If, as many scholars believe, many gospel descriptions of the life and death of Jesus were fictionalized, should that matter to the modern Christian? Does the modern Christian have to believe that Jesus performed miracles, claimed to be the Messiah, and rose triumphantly from the dead? Not according to a giant of Christian theology, Rudolf Bultmann (1884-1976).
Bultmann accepted that the early Church labored to make Jesus intelligible to audiences in different situations and that it is no longer possible to recover Jesus as he actually was--the words used to describe his life were filtered through forty to sixty years of theological experience. He contended that it is not a legitimate goal of theologians to try to prove the Resurrection (or any other specific aspect of the life of Jesus) was an historical event. Bultmann particularly objected to the use of miracles as a means of proving the validity of faith.
Bultmann argued instead that the Resurrection is not a matter that can be proven, but a form of myth that can be used in accordance with faith. Resurrection, as Bultmann saw it, was easily suggested to the earliest Christians because of its place in Jewish apocalypticism. If Jesus' disciples had been Platonists, they more likely would not have used the word "resurrection," but rather a phrase such as "immortality of the soul."
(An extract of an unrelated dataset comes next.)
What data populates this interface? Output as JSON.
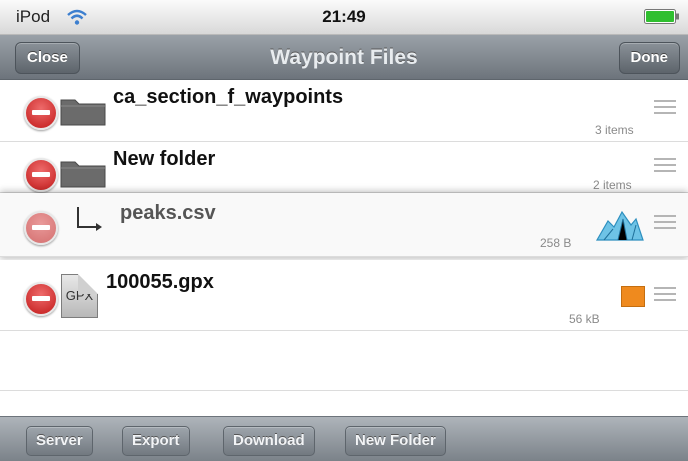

Bultmann argued that Jesus was not fully the Messiah prior to the cross. The disciples of Jesus were able to experience redemption through the crucifixion because they wore--in effect--contact lenses with Jesus on them.
In Bultmann's view, each Christian must stuggle to find for himself or herself the redemptive significance of the cross. The saved individual, according to Bultmann, is one who has transcended reason, emotion, and the materialism of the world. To lead an authentic life, a person must choose a life, not live one merely shaped by the world.
Conservative critics of Bultmann claim that his repudiation of miracles and the historical truth of the passion story allows modern man to assign Christ his place in the world and thus causes faith to lose its saving power.